@ Your Library
There are just over 2 weeks remaining in 2022. What do you still plan to accomplish this year? Are you looking for a new job, check out LinkedIn Learning for help in boosting your job skills. Need help with a resume or in interviewing check out BrainFuse JobNow or CareerForce for assistance.
Hoping to bone up your language skills before an overseas trip? Then be sure and add the Mango app to your phone and check out their language lessons anytime you are standing in a line or waiting for a kid to finish class or sports practice or whatever.
Or maybe you just want to curl up with a good book and read the remainder of the year. While that probably won’t happen, the library does have lots of great books to help you spend time reading. Here are a few recommended titles. A Year in the Wilderness by Amy and Dave Freeman follows their year living in the Boundary Waters Wilderness. This is a beautiful look at the value of wilderness and quiet places to us all.
True Crime aficionados need to read I’ll Be Gone in the Dark by Michelle McNamara about her obsessive search for the golden state killer who committed over fifty sexual assaults in northern California in the early eighties before moving south and committed ten sadistic murders. This is a riveting look at one journalist’s search for his identity.

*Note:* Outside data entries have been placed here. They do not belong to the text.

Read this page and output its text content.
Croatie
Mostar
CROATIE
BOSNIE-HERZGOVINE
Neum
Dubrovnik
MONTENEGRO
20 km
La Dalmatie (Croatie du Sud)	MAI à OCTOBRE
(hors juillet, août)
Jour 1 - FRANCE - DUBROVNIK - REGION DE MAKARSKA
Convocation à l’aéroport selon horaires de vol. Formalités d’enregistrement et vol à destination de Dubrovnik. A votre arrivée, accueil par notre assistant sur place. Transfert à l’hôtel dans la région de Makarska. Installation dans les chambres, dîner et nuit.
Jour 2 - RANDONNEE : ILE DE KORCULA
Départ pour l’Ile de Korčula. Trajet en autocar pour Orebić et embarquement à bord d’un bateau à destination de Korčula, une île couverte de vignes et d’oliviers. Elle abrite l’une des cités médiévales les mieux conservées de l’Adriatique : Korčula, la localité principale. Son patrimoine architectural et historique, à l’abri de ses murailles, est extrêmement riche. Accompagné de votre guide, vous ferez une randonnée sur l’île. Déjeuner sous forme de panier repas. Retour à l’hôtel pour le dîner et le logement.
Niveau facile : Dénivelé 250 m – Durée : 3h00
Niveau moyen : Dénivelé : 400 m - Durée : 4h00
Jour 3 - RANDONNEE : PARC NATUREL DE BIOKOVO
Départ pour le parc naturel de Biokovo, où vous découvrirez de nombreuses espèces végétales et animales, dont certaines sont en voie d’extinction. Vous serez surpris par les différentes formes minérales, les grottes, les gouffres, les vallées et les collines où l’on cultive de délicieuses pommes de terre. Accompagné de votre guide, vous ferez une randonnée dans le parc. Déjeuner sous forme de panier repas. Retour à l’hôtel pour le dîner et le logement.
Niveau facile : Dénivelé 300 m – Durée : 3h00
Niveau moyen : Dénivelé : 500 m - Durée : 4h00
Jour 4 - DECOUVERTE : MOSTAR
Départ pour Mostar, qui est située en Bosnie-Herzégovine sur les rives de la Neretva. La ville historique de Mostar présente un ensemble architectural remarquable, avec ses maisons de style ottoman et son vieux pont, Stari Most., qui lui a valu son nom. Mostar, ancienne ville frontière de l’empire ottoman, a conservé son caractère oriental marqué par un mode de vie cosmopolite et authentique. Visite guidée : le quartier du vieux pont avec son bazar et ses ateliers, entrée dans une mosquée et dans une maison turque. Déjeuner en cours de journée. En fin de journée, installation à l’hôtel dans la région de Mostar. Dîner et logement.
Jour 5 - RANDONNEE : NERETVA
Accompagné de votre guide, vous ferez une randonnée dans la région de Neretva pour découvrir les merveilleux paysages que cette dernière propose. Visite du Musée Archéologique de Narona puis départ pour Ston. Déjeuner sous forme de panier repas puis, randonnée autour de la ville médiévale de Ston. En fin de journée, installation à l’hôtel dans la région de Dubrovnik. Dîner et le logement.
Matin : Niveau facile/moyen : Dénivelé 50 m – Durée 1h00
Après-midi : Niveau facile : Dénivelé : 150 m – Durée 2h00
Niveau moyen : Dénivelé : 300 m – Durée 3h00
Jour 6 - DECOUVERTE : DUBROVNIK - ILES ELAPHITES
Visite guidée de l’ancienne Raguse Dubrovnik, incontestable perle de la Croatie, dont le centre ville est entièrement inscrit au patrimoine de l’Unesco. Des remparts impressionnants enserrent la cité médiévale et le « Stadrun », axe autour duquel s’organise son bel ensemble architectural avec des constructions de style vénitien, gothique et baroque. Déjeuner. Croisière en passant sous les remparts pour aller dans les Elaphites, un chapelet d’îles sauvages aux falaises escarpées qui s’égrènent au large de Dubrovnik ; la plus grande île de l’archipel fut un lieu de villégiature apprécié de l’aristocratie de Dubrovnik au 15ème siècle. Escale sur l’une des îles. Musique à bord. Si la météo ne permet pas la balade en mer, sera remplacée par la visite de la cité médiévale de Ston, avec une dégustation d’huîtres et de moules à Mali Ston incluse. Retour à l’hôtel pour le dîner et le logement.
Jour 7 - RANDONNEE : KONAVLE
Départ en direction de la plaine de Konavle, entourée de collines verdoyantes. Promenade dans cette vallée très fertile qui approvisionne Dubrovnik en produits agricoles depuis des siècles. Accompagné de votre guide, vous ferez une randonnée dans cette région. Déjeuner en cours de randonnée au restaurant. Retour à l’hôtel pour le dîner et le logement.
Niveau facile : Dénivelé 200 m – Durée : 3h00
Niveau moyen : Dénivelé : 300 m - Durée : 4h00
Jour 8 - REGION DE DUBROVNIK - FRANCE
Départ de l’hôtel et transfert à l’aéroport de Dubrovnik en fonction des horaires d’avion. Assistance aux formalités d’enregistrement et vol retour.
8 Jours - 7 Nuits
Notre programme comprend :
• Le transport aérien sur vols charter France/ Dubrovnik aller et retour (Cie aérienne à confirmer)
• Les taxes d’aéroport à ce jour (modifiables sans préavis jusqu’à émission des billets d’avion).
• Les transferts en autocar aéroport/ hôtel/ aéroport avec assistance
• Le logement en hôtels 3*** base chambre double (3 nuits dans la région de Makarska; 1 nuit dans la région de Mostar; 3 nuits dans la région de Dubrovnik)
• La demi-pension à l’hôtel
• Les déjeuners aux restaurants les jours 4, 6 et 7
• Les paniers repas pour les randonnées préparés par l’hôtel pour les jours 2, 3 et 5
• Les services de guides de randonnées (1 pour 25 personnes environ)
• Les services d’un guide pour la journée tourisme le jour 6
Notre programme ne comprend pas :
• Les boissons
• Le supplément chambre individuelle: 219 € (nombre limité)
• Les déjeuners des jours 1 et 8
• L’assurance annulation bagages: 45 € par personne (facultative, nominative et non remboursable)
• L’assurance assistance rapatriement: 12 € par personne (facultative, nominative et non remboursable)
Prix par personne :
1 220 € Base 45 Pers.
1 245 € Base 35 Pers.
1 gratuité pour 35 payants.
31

Learn love as only a dog can in The Art of Racing in the Rain by Garth Stein. I’ve heard the movie is good, but I bet the book is better. Kristin Hannah wrote a vivid account of love and war in The Nightingale. This bestselling author captures both the epic panorama and the intimate details of war through the story of Vianne and Antione Mauriac and the decisions each must make to survive.
The Overstory by Richard Powers is another epic tale, this time of forests and their connectiveness that unfolds in concentric rings of interlocking fables.
The last storytime of the year happened yesterday. But don’t fret too much, we will continue to post a new story to our Facebook page each Wednesday afternoon and beginning next Thursday, December 22 we will put out what we are calling Winter story stations. The meeting room will have eight activities to help young kids (ages 7 and under) explore language, reading and early learning. Stop by the library, pick up a ticket from the junior room desk and see which activities suit your family. If a child completes at least one activity they can pick out a free book. Winter story stations will be available until Saturday, December 31, so complete one or two a day and come each day we are open between the holidays for a fun time as a family. Or come once and spend time completing all eight activities. The goal is flexibility and allowing families time to be together and learn at the same time.